La Huitième couleur
(The Colour of Magic)
Bienvenus sur le Disque-Monde, la seule sphère habitée et portée dans l'univers à dos de tortue stellaire, la grande A'Tuin, qui elle-même porte sur son dos quatre éléphants géants, qui eux-mêmes portent le Disque sur lequel se déroule cette histoire.
Bienvenus dans l'univers déjanté de Terry Pratchett dont le roman La huitième couleur inaugure les Annales du Disque-Monde qui est en aujourd'hui à son vingt-huitième tome (vingt six en traduction française) pour le plus grand bonheur de ses fans toujours plus nombreux dans le monde entier.
Comme l'indique le titre original de cette première visite sur le Disque, nous allons donc parler de magie. Et plus précisément de la couleur de la magie : l'octarine, la huitième couleur, mélange indéfinissable de bons nombres des nôtres, celle qui apparaît dès qu'il y a de l'occultisme dans l'air.
Et la magie, ce sont les mages qui la pratiquent (et aussi les sorcières comme nous le verrons plus tard, mais là n'est pas encore le problème). Mais pour la pratiquer correctement, on attend d'eux qu'ils réussissent brillamment leurs examens à l'Université de l'Invisible, condition sine qua non pour être reconnu dans la profession. Et c'est là que le bât blesse pour Rincevent, mage s'il en est, du moins dans la parure, car le hic, c'est qu'il n'a jamais pu parvenir à retenir un seul sortilège durant toutes ses années de formation à l'université.

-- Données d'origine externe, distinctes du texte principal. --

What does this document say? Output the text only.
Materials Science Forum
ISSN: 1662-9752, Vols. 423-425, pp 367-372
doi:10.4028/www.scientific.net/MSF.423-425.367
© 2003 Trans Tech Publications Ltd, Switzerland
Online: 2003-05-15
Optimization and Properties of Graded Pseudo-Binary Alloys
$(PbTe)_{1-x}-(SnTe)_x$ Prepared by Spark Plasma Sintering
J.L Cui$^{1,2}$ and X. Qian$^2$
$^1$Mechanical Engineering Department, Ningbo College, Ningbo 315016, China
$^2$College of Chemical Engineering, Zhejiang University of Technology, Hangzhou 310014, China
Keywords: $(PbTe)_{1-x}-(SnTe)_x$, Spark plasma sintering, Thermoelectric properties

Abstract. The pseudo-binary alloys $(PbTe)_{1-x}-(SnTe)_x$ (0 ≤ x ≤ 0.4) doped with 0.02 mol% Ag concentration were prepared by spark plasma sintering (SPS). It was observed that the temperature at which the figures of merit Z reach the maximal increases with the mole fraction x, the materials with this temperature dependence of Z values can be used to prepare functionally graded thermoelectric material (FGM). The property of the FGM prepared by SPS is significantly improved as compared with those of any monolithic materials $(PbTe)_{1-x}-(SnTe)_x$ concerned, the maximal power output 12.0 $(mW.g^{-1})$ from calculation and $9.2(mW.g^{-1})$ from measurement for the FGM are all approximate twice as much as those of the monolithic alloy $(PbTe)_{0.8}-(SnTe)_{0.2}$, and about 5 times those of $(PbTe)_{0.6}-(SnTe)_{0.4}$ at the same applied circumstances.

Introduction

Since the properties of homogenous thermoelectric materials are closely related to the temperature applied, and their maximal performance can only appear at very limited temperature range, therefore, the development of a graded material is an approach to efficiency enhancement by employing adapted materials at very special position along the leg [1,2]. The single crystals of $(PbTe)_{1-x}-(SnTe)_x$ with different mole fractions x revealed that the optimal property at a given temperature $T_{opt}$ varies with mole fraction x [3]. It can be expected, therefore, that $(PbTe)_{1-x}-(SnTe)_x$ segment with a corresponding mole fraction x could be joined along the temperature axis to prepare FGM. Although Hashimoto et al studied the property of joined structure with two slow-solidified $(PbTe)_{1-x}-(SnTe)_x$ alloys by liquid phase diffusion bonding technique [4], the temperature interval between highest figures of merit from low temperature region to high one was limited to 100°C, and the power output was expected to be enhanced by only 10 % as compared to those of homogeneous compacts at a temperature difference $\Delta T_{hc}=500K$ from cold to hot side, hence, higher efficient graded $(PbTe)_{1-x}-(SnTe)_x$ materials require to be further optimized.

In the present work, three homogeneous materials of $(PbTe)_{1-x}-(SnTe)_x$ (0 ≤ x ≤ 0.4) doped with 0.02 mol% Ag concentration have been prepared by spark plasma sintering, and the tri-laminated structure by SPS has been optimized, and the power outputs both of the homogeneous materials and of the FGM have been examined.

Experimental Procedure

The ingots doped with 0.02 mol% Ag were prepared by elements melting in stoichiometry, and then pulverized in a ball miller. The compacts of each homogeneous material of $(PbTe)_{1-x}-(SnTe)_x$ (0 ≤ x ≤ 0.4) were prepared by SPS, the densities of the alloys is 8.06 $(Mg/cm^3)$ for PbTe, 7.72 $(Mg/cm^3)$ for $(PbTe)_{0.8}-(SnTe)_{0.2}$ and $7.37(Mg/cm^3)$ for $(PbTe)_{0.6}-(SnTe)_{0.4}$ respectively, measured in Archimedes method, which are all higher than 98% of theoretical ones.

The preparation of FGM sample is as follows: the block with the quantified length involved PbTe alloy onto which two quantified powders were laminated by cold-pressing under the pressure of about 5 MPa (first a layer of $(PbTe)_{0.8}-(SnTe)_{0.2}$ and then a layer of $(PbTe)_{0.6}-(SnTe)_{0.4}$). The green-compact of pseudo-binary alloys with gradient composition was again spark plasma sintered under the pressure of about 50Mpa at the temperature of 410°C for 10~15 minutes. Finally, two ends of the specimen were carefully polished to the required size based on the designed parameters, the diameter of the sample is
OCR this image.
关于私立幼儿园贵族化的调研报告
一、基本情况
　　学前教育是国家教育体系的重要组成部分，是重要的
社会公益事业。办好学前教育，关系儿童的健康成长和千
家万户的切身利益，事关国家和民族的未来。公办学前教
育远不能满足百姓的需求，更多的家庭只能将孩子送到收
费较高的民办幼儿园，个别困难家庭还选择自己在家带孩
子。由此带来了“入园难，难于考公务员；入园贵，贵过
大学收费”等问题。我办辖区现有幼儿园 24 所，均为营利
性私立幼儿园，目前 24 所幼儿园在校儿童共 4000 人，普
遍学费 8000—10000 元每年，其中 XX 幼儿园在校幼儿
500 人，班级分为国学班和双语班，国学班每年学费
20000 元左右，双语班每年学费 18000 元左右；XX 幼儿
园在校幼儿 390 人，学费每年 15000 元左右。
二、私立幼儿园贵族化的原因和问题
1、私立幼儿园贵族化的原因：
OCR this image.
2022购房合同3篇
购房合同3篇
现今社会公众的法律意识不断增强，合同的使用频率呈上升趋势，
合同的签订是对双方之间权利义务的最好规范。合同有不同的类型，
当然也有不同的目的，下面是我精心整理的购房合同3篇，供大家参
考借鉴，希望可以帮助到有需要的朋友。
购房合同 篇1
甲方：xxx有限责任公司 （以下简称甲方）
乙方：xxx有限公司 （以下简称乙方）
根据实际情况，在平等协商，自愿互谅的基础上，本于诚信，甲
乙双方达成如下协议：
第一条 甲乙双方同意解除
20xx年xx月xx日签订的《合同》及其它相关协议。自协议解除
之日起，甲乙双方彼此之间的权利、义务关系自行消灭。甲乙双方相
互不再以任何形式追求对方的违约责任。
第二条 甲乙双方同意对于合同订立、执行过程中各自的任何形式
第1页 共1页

Mais attention, pas seulement par pure bêtise ou complète inaptitude, non, non, mais plutôt par la faute de l'un des neufs plus grands sortilèges de toute la création du Disque qui n'a rien trouvé de mieux que de se loger dans sa tête et de n’en plus bouger. Pourtant, il était bien dans son In-Octavo, le livre magique sensé les contenir tous les neufs, mais non, le huitième sortilège a décidé de bondir dans la tête du malheureux Rincevent et depuis ce jour, celui-ci ne peut plus retenir aucun autre sortilège, aucune autre incantation. Plus assez de place dans son esprit, paraît-il...
Alors imaginez la tête de notre mage raté lorsque débarque dans sa ville d'Ankh-Morpork, un étranger venu de très loin sur le Disque. Un petit homme bizarre venu découvrir du pays, plein aux as, curieux de tout et armé d'un étrange appareil à dessiner des paysages qui ressemble très fort à ce que nous appelons chez nous un appareil photo (certes, le petit diablotin peintre en moins). Un touriste. Du jamais vu à Ankh-Morpok ! Un touriste venu voir du "pittoresque" et du "folklorique" et qui commet l'imprudence d'embaucher Rincevent comme guide durant la durée de son séjour.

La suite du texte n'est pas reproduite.